Some Distributed Design Principles

Given what we have covered so far, we can define some fundamental design principles which every distributed system designer and software engineer should know. Some of these may seem obvious, but it will be helpful as we proceed to have a good starting list.

 


  • As Ken Arnold says: "You have to design distributed systems with the expectation of failure." Avoid making assumptions that any component in the system is in a particular state. A classic error scenario is for a process to send data to a process running on a second machine. The process on the first machine receives some data back and processes it, and then sends the results back to the second machine assuming it is ready to receive. Any number of things could have failed in the interim and the sending process must anticipate these possible failures.

     

  • Explicitly define failure scenarios and identify how likely each one might occur. Make sure your code is thoroughly covered for the most likely ones.

     

  • Both clients and servers must be able to deal with unresponsive senders/receivers.

     

  • Think carefully about how much data you send over the network. Minimize traffic as much as possible.

     

  • Latency is the time between initiating a request for data and the beginning of the actual data transfer. Minimizing latency sometimes comes down to a question of whether you should make many little calls/data transfers or one big call/data transfer. The way to make this decision is to experiment. Do small tests to identify the best compromise.

     

  • Don't assume that data sent across a network (or even sent from disk to disk in a rack) is the same data when it arrives.

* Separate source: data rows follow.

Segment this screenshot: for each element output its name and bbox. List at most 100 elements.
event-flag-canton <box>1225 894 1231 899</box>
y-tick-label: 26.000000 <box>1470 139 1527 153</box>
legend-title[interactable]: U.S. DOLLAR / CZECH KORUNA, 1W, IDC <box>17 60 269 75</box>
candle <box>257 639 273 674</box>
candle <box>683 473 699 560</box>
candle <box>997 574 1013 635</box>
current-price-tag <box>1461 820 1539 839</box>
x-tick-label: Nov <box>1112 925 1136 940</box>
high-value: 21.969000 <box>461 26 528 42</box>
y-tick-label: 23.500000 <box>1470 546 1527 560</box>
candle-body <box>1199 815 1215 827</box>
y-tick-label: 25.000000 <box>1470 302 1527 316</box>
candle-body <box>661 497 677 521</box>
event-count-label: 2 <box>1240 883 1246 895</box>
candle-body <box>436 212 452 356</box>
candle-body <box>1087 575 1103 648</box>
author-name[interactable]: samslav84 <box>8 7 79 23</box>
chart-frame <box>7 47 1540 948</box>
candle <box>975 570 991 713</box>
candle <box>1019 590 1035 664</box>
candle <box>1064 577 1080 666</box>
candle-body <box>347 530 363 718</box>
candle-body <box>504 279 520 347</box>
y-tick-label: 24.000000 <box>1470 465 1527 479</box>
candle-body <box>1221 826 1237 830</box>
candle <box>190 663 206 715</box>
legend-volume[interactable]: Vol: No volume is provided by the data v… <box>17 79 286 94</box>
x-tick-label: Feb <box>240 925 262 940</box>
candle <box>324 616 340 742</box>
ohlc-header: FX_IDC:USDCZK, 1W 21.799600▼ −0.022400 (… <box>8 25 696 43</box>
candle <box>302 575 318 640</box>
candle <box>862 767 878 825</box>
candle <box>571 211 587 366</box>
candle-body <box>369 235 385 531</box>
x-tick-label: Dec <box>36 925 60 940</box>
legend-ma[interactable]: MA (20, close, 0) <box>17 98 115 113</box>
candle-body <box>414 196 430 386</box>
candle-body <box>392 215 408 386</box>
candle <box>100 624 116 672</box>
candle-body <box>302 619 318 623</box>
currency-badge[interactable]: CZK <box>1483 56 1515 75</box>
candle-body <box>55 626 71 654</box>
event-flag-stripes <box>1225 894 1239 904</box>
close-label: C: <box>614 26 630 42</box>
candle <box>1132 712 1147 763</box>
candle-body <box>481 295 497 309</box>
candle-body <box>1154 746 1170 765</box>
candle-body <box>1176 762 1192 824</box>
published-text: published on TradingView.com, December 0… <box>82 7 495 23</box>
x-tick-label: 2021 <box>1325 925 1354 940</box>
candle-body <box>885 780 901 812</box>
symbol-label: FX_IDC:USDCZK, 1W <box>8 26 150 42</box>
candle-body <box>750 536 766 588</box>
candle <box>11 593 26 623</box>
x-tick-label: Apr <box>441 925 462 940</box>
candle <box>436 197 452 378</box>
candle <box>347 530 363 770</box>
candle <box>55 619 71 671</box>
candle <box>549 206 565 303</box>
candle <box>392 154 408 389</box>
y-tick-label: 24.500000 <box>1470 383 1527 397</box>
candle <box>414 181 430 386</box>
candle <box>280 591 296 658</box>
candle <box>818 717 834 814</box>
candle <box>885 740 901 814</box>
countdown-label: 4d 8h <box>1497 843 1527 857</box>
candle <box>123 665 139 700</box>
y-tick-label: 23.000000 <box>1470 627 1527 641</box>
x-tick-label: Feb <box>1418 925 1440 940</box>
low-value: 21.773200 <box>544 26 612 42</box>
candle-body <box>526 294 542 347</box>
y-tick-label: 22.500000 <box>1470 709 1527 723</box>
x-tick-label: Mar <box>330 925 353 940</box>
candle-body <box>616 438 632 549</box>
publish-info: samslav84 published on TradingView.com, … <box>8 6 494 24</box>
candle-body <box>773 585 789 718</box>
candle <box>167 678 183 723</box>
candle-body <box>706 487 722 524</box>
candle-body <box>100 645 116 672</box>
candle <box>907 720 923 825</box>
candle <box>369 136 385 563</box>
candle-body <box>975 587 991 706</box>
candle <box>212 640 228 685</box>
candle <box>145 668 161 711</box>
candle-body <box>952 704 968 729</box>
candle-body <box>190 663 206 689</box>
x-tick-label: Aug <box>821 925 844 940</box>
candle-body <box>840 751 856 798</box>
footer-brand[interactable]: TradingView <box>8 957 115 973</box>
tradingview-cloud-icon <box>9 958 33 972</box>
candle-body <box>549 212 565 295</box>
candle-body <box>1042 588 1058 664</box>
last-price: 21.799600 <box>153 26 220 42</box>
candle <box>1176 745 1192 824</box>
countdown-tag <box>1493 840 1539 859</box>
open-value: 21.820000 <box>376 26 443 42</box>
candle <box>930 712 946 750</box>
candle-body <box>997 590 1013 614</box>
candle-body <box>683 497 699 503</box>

If you must be sure, do checksums or validity checks on data to verify that the data has not changed.

     

  • Caches and replication strategies are methods for dealing with state across components. We try to minimize stateful components in distributed systems, but it's challenging. State is something held in one place on behalf of a process that is in another place, something that cannot be reconstructed by any other component. If it can be reconstructed it's a cache. Caches can be helpful in mitigating the risks of maintaining state across components. But cached data can become stale, so there may need to be a policy for validating a cached data item before using it.

    If a process stores information that can't be reconstructed, then problems arise. One possible question is, "Are you now a single point of failure?" I have to talk to you now - I can't talk to anyone else. So what happens if you go down? To deal with this issue, you could be replicated. Replication strategies are also useful in mitigating the risks of maintaining state. But there are challenges here too: What if I talk to one replicant and modify some data, then I talk to another? Is that modification guaranteed to have already arrived at the other? What happens if the network gets partitioned and the replicants can't talk to each other? Can anybody proceed?

    There are a set of tradeoffs in deciding how and where to maintain state, and when to use caches and replication. It's more difficult to run small tests in these scenarios because of the overhead in setting up the different mechanisms.

     

  • Be sensitive to speed and performance. Take time to determine which parts of your system can have a significant impact on performance: Where are the bottlenecks and why? Devise small tests you can do to evaluate alternatives. Profile and measure to learn more. Talk to your colleagues about these alternatives and your results, and decide on the best solution.

     

  • Acks are expensive and tend to be avoided in distributed systems wherever possible.

     

  • Retransmission is costly. It's important to experiment so you can tune the delay that prompts a retransmission to be optimal.